The president of the transporters union says that the transporters themselves have approached the language inspection. It is said that in the capital, people began to complain that drivers from Ukraine and other countries do not speak Lithuanian or English, only Russian, which affects the attractiveness of Lithuanian-speaking carriers.

“You cannot call, you cannot agree, stop, a lot of problems, absences, absences, you cannot call the children, etc. There are many such simple stories,” says E. Naraškevičius.

Stories of getting lost, not knowing where to drive, or even interrupting drivers from abroad lasted until the quarantine, when many had to leave.

“Almost every second, every third, before the quarantine, I was a carrier, a Ukrainian, well, not a Ukrainian from countries that don’t speak English at all, much less Lithuanian,” says E. Naraškevičius.

The director of Bolt, probably the largest service company in Lithuania, is surprised by such statements. Foreigners make up just under one percent of all carriers in the company, and complaints about lack of communication are extremely rare. The company’s 60 hearing-impaired employees have no miscommunication problems.

“It just came to our attention then. I do not drive myself and I travel with our services, I usually do not say a word when I drive, because you enter the direction of travel in the application, where to pick you up, where to take you, I pay through the application. “Says Andrius Pacevičius, Bolt’s boss in Lithuania.

The language inspection says that the requirements for carriers in the drawers of the Ministry of Education, Science and Sports fell in the fall after the country’s new government took office, but it has no intention of landing and promises to increase pressure to adopt a new order.

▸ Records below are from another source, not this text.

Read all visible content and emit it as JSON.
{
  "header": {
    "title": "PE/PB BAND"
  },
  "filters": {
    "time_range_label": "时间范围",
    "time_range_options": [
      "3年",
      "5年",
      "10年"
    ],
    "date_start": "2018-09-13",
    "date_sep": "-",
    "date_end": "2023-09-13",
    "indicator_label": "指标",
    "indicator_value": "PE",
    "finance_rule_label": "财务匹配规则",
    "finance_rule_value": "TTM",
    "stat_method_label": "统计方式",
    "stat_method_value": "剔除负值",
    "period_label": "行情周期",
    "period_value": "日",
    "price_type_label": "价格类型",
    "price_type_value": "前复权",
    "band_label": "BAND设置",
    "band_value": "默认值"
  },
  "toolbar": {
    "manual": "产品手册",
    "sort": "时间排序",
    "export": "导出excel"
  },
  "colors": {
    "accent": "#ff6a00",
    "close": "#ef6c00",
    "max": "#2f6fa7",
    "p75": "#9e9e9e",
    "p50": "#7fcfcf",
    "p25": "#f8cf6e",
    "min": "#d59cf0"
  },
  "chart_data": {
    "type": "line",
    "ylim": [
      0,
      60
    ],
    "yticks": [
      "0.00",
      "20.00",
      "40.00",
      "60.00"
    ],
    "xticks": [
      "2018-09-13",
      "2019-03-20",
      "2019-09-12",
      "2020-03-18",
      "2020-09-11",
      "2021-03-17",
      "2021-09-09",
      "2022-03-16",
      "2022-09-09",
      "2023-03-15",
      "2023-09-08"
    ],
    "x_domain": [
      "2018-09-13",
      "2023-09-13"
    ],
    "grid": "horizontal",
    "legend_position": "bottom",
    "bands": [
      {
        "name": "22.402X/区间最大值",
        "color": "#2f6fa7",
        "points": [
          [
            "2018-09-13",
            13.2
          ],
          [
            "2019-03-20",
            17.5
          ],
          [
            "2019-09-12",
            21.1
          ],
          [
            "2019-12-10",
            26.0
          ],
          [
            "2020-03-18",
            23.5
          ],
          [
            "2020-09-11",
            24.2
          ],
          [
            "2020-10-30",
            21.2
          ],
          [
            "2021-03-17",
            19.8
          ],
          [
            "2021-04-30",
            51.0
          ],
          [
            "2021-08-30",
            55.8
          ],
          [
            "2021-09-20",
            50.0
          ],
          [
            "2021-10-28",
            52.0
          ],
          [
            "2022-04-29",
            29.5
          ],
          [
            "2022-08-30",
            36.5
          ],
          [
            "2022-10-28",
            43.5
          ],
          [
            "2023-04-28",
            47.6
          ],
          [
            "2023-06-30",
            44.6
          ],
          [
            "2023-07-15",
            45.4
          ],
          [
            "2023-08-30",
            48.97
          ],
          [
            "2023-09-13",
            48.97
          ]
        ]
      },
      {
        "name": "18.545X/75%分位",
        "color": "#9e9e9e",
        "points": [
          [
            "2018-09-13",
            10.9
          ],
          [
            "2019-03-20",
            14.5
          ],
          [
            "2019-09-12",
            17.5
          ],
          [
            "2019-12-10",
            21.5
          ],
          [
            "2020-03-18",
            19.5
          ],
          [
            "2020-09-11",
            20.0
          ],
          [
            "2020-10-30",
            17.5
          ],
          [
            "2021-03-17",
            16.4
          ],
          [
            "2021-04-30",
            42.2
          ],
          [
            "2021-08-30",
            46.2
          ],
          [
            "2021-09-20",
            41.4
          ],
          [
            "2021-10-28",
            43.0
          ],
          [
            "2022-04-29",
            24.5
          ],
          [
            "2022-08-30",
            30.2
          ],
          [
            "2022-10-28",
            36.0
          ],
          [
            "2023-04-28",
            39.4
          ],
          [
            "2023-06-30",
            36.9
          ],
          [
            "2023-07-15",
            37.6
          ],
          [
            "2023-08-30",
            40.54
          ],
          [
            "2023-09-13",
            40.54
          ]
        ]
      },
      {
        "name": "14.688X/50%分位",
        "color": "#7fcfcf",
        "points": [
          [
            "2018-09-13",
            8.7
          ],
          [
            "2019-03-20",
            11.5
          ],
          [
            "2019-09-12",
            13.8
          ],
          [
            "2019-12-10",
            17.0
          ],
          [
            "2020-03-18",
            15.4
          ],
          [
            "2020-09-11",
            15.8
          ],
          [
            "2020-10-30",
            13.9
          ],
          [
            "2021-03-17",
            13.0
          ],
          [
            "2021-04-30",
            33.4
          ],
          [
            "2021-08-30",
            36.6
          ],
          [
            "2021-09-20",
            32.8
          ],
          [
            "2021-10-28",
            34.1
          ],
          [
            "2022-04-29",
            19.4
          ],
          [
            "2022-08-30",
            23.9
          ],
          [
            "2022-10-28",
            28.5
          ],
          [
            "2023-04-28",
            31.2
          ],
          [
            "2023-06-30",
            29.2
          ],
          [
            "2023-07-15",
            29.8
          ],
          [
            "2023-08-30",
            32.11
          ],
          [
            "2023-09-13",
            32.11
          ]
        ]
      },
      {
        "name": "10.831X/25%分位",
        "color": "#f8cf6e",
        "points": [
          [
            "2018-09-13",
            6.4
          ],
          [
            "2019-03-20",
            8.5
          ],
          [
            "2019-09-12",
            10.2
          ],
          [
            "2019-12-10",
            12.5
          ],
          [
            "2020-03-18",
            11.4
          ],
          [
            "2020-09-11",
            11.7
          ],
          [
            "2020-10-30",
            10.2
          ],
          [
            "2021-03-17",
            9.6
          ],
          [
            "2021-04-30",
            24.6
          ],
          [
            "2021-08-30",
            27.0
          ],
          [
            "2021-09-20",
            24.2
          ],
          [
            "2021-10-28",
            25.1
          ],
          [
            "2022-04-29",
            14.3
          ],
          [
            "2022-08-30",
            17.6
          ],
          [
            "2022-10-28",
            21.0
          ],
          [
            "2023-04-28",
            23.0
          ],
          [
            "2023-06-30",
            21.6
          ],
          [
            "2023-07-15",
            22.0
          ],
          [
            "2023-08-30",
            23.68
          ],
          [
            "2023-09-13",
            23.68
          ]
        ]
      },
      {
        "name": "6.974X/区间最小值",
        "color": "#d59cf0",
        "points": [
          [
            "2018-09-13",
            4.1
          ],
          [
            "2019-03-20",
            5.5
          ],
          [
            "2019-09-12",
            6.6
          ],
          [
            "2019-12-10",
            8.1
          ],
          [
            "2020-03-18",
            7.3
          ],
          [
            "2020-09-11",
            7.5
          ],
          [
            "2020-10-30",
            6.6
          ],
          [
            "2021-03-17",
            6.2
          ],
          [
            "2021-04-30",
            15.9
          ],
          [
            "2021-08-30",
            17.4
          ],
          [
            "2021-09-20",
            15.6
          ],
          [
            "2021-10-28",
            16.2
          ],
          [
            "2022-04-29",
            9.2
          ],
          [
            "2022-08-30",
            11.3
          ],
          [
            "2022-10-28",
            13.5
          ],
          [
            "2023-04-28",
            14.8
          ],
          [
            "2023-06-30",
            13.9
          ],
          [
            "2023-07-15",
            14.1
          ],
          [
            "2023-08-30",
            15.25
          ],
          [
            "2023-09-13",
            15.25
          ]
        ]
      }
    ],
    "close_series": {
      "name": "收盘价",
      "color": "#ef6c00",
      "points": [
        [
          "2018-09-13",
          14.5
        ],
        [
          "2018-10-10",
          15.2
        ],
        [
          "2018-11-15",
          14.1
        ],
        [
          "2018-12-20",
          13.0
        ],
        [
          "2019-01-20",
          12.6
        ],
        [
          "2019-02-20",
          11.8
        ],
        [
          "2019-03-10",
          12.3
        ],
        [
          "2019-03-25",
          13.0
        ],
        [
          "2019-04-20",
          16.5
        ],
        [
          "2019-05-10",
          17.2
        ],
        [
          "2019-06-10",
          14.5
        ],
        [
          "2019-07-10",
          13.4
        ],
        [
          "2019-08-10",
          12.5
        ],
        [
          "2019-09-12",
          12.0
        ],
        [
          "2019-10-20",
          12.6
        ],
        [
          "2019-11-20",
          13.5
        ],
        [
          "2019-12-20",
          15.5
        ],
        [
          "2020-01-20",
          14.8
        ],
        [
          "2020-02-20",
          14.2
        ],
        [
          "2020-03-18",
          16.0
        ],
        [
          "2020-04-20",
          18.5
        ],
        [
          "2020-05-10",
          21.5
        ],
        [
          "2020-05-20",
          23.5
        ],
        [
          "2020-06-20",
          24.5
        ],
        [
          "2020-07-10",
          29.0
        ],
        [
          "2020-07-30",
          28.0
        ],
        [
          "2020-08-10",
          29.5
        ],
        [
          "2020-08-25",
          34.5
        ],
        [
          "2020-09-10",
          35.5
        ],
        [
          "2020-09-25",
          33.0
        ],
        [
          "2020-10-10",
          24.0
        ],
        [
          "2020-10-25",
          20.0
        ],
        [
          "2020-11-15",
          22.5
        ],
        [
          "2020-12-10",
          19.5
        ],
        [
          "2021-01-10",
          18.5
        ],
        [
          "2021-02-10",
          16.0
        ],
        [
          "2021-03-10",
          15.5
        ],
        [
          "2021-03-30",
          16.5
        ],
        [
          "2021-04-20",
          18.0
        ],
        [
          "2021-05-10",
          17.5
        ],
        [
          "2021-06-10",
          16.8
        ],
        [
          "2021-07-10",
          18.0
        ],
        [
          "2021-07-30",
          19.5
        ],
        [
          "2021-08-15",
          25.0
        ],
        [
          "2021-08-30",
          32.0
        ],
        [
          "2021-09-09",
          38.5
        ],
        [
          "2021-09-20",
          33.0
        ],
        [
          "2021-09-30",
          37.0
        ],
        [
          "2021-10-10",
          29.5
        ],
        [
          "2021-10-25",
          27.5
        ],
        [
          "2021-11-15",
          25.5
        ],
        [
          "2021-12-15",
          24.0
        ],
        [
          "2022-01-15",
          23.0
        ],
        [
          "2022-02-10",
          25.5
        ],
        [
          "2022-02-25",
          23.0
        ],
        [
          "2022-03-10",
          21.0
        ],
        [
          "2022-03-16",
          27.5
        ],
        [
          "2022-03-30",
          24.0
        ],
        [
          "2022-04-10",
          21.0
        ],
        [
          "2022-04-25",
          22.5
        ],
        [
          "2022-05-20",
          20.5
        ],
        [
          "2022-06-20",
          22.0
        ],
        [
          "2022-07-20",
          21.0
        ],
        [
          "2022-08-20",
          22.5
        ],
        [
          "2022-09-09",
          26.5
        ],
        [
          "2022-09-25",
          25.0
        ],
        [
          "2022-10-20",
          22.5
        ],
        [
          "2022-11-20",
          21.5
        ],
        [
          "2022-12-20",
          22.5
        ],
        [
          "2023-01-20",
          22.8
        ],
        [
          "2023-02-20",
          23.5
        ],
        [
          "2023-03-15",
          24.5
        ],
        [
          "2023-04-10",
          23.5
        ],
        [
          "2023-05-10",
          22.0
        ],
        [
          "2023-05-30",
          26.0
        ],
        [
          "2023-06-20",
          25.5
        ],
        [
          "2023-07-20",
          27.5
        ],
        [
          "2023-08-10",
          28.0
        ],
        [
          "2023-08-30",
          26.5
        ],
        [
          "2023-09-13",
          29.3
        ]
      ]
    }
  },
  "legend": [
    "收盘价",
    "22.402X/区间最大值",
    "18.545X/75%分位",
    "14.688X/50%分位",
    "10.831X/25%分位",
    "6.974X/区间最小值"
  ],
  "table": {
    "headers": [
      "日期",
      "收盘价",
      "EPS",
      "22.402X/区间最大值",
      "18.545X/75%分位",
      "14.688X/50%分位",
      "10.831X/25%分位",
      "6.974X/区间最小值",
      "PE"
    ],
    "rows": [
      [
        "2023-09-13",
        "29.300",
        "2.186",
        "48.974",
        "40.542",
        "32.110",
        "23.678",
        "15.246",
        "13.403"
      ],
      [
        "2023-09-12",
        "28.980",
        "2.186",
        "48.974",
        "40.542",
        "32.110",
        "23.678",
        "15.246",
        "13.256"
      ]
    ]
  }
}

“There is a transition period of six months. In half a year, a sane person can live in a Lithuanian environment and want to learn the Lithuanian language minimally in order to communicate with the client,” said A. Valotka.

“I think a lot of foreigners would quit this job. They are trying to earn money, they don’t have time. The Lithuanian language is very difficult,” says Erdi.

“Nobody promised them that everything would be easy here. If you want it to be easy, let him live in Turkey,” says A. Valotka.

According to the proposed amendments, the responsibility for transporters to speak Lithuanian would lie with the transport organizers. A person who does not speak the Lithuanian language would be penalized for violating the rules.